High inflation and staff shortages affecting pay - report

Pay rises have increased to their highest level since the summer of last year, research suggests

PAY rises have increased to their highest level since the summer of last year, research suggests.

Pay analysts XpertHR said the median basic pay increase was worth 2.2 per cent in the three months to the end of November, up from 2 per cent in the previous rolling quarter.

This is the highest level since June 2020, and reflects high inflation rates and ongoing staff shortages which have put pressure on employers to increase wages, said XpertHR.

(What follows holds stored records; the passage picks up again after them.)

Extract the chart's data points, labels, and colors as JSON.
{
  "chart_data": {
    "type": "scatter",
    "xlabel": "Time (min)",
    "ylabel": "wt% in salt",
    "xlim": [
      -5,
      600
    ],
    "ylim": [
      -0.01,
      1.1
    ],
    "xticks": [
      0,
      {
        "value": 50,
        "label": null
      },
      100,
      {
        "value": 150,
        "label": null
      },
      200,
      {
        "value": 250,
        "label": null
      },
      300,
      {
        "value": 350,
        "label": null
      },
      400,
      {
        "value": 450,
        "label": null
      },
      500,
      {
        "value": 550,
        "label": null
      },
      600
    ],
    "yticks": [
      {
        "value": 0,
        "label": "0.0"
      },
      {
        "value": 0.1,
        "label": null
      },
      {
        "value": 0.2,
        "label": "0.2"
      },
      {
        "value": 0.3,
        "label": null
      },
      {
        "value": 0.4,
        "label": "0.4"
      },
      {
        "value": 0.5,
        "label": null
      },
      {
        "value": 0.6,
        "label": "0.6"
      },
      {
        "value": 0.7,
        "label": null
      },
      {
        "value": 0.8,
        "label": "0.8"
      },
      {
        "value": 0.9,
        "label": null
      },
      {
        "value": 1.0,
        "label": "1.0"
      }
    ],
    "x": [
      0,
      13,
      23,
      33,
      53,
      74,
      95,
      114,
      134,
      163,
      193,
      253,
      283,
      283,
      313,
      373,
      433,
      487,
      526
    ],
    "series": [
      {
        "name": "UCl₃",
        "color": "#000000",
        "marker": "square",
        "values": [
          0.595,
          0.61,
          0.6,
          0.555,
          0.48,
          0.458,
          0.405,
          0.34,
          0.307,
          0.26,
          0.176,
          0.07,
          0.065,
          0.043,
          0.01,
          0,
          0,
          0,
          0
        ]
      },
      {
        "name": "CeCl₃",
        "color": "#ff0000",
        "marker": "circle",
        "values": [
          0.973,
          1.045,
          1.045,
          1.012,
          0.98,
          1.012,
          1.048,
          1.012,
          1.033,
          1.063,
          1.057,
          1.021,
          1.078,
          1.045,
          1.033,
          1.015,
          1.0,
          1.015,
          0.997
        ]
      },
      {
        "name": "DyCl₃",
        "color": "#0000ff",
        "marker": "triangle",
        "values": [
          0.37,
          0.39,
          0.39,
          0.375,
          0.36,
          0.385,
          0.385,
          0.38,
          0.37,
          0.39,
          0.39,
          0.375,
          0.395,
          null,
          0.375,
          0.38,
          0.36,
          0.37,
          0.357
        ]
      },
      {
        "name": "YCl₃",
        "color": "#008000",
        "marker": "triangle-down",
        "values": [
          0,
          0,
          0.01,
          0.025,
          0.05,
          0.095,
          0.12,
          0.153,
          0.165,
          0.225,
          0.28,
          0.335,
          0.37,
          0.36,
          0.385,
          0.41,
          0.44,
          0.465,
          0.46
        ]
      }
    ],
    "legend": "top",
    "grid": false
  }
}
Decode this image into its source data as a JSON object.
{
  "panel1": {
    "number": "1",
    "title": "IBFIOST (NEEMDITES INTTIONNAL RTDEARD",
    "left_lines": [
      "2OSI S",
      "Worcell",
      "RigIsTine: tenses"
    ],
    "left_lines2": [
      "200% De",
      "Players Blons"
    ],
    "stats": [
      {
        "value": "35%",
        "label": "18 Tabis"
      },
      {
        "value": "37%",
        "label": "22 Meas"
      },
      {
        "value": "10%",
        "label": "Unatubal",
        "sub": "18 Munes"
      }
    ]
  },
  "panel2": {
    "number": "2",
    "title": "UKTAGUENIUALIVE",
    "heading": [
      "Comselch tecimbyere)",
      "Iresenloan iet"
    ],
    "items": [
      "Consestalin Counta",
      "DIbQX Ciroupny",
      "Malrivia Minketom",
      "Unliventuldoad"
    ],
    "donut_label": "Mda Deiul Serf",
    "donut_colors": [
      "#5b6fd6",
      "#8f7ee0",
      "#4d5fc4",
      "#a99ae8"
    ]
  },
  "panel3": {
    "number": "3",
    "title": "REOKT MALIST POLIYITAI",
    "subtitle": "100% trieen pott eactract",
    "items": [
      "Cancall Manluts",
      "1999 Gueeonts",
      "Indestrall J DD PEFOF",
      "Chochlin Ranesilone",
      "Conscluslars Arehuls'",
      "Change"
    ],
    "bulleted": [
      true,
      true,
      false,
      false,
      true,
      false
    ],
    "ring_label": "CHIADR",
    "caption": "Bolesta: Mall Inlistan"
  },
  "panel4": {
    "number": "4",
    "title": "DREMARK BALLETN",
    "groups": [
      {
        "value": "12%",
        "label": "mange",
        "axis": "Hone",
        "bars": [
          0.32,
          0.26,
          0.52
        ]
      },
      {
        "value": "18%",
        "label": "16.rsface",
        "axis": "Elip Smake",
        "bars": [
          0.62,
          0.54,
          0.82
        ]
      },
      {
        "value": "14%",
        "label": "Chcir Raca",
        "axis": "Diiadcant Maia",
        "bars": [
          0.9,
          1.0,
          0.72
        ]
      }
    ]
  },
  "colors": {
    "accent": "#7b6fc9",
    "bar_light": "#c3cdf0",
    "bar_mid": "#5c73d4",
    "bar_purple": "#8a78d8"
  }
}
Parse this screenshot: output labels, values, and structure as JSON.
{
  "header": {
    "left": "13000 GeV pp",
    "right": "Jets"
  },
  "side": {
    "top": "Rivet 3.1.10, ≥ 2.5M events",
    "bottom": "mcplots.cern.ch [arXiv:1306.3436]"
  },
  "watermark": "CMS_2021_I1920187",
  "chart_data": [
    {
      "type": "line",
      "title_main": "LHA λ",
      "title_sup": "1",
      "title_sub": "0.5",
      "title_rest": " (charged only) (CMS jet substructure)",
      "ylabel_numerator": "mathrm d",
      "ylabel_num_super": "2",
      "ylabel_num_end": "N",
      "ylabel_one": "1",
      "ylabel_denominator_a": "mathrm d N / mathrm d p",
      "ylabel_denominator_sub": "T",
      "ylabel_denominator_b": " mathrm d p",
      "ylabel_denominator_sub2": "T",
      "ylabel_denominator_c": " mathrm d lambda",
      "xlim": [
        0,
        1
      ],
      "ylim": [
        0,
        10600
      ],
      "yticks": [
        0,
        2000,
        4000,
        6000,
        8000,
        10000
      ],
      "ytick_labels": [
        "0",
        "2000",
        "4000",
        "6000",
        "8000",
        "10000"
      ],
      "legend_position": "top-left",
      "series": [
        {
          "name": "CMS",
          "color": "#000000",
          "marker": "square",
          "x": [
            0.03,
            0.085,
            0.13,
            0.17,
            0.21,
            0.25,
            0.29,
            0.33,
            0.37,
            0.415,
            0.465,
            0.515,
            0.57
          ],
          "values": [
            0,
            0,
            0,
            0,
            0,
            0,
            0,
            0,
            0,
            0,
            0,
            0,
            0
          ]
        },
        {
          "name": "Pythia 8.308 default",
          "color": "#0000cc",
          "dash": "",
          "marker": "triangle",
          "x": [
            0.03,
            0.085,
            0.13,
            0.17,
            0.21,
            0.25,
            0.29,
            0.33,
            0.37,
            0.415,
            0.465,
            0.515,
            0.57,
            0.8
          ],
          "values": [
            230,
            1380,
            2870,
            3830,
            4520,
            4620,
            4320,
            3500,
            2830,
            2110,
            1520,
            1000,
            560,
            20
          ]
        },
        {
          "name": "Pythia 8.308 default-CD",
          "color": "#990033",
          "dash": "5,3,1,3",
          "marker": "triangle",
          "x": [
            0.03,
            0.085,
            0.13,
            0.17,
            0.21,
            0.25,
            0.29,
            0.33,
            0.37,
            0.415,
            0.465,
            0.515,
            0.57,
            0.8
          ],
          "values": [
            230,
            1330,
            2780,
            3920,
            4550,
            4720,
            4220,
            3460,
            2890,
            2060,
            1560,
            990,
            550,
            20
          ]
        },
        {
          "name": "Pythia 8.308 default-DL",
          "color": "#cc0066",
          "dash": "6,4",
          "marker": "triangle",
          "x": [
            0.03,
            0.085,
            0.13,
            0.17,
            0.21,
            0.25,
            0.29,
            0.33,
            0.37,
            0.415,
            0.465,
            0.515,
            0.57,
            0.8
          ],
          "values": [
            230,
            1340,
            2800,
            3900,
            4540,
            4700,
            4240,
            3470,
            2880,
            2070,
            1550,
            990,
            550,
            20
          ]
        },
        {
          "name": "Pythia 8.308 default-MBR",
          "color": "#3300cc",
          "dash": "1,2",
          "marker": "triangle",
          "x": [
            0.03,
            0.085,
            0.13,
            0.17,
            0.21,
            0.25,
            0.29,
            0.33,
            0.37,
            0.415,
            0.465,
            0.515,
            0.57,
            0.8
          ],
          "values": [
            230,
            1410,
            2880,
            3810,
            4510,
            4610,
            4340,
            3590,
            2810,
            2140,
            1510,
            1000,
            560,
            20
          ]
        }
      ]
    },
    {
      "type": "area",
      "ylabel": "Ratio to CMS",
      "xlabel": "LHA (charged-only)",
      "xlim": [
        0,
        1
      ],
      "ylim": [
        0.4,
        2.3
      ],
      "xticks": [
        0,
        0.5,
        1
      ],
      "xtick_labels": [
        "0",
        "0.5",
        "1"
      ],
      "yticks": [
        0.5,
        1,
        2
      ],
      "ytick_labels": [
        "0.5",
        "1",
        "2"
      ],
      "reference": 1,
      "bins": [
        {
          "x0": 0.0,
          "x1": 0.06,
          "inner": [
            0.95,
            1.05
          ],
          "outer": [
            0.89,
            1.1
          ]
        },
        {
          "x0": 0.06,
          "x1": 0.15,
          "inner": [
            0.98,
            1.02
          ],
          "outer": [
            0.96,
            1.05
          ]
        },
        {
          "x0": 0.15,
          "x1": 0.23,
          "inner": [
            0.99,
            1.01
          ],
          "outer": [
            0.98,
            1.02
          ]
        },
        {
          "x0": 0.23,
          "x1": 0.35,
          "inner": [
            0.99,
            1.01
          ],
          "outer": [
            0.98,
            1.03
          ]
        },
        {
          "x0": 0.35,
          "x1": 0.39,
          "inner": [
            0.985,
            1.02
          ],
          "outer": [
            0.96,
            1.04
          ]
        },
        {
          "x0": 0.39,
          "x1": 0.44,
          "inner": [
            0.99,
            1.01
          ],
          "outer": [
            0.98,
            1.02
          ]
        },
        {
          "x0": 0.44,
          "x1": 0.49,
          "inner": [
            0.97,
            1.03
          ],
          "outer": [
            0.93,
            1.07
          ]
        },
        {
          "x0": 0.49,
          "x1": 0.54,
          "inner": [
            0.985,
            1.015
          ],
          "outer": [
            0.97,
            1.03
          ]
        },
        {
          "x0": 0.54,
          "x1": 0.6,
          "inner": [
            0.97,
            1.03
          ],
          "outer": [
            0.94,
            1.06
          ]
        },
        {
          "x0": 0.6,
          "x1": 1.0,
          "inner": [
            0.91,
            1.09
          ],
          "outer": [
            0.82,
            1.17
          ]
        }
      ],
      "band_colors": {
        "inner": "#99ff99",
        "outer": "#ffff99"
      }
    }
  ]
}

Just over half of pay awards were higher than the same group of employees received in the previous year.

The study of 42 pay settlements covering more than 650,000 workers by XpertHR also found only three resulted in a pay freeze.

In the last year, median basic pay rises for the public sector were 1.4 per cent, compared with 1.8 per cent in the private sector.

A year ago the figures were 2.5 per cent and 2 per cent respectively, said the report.

Sheila Attwood, XpertHR pay and benefits editor, said: "The rise in the median basic pay award could be the first sign of the pay pressure that we expect to see in the months ahead.

"High inflation rates pushing up the cost of living and labour shortages are putting pressure on employers to increase wages to attract and retain workers.

"Despite this, it is encouraging to see pay freezes become less common and we expect to see this continue as we head into 2022.

"Our most recent survey predicted that pay awards would reach 2.5 per cent in 2022, and it looks like we are now on the way to hitting that figure."